Я за ней:
— А что я сделал… Я ничего не сделал… — Свинство, безусловно, повторять одно и то же всю жизнь.
Она молчала.
— Скверно, что опять у тебя голова болит! — сказал я сочувственно и глупо.
— Удивляюсь и поражаюсь, — сказала она и резко повернулась, — почему она у тебя не болит от звонков…
— Каких звонков?
— Всю ночь звонили!
— Как же мог я их слышать! (Значит, им звонили, сообщили!)
— Разве ты что-нибудь слышишь?
— Почему она все-таки должна у меня болеть?
— Пали из орудий, в литавры бей…
— Какие литавры?
— Мы с отцом глаз не сомкнули…
— А что я сделал? — вырвалось у меня. — Я ничего не сделал!
— Всю ночь с отцом звонили!
Куда они еще звонить могли, как не в милицию! Значит, они звонили, а не им звонили…

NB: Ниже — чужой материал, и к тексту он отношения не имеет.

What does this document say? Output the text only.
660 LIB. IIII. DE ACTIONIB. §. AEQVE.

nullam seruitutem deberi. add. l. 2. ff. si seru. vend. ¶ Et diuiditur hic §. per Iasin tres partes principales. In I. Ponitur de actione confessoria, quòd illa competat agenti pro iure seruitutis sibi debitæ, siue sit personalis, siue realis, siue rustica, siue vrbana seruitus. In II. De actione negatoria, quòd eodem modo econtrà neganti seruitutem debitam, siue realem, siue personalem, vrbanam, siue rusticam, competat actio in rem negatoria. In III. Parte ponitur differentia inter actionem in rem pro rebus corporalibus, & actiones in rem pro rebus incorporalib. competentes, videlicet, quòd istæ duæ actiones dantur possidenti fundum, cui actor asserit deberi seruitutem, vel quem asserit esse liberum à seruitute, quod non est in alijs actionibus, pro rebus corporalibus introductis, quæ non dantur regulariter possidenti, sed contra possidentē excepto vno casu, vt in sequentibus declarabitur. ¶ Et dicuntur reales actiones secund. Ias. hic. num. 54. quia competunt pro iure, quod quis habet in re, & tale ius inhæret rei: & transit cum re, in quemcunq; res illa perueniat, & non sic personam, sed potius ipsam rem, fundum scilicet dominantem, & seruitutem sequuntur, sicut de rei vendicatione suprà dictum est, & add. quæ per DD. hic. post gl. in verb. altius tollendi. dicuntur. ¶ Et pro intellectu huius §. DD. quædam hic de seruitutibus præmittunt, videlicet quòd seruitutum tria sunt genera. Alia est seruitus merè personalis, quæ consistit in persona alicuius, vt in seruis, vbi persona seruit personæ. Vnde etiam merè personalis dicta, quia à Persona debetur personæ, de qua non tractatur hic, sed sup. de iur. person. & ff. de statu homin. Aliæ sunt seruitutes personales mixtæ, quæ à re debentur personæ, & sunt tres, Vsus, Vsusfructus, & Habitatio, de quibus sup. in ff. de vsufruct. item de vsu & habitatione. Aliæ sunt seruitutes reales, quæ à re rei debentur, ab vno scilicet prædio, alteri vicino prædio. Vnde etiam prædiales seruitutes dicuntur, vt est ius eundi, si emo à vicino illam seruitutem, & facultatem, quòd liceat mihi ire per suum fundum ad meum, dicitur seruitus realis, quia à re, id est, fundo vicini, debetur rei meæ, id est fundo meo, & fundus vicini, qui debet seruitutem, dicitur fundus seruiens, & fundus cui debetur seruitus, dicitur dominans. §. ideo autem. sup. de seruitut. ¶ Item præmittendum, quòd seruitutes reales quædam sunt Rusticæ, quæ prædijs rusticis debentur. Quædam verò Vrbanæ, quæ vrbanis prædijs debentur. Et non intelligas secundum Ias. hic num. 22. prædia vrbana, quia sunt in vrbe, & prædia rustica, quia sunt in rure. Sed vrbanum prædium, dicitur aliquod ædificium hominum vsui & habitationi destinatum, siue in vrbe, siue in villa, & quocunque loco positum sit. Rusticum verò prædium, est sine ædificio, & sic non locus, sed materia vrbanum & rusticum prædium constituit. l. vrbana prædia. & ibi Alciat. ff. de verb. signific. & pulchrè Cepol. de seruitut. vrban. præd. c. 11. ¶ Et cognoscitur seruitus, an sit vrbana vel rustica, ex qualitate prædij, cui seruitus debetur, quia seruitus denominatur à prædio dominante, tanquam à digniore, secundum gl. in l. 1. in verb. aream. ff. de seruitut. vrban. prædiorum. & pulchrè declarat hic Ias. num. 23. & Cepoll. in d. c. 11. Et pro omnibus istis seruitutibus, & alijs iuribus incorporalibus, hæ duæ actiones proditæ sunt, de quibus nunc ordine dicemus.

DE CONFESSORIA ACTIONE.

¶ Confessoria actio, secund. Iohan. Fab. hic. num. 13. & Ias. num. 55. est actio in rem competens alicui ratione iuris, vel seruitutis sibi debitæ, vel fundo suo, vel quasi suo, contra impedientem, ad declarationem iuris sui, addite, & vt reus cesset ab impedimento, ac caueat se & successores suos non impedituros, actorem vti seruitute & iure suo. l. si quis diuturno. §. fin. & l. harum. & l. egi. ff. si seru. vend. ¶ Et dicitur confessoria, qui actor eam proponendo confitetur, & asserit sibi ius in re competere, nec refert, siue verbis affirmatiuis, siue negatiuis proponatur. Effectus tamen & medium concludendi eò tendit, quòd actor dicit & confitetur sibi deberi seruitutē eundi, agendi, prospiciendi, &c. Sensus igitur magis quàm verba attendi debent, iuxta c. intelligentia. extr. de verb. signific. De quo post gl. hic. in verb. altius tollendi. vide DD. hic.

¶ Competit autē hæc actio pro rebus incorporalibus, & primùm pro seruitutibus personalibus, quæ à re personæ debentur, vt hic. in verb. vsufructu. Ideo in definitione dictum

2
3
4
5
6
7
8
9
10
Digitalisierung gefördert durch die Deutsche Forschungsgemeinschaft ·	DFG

Она тяжело села на свою кровать. Половина пружин давно уже лопнула. Периодически их укрепляли бечевками, проволокой и лоскутками. Старенькое застиранное коротенькое одеяло съехало: торчали во все стороны разноцветные тряпочки и накрученная проволока. Мать провалилась глубоко в яму, уставилась на меня красными, заплаканными глазами с размазанной тушью. За маминой головой на стене толпились в тесноте, но не в обиде вырезанные из газет и журналов балерины, артисты и государственные деятели разных стран.
— Был человек — и нет человека… — вздохнула мать.
— Почему это меня нет, когда я здесь? — сказал я испуганно.
Мать завозилась, стараясь сесть удобней, и пружины застонали, заскрипели. Сколько раз меня заставляли накручивать проволоку, перевязывать бечевкой, чтобы как-то поддержать рассыпающуюся пружинную систему! Выглянул из-за нелепых маминых кудряшек красавец маршал…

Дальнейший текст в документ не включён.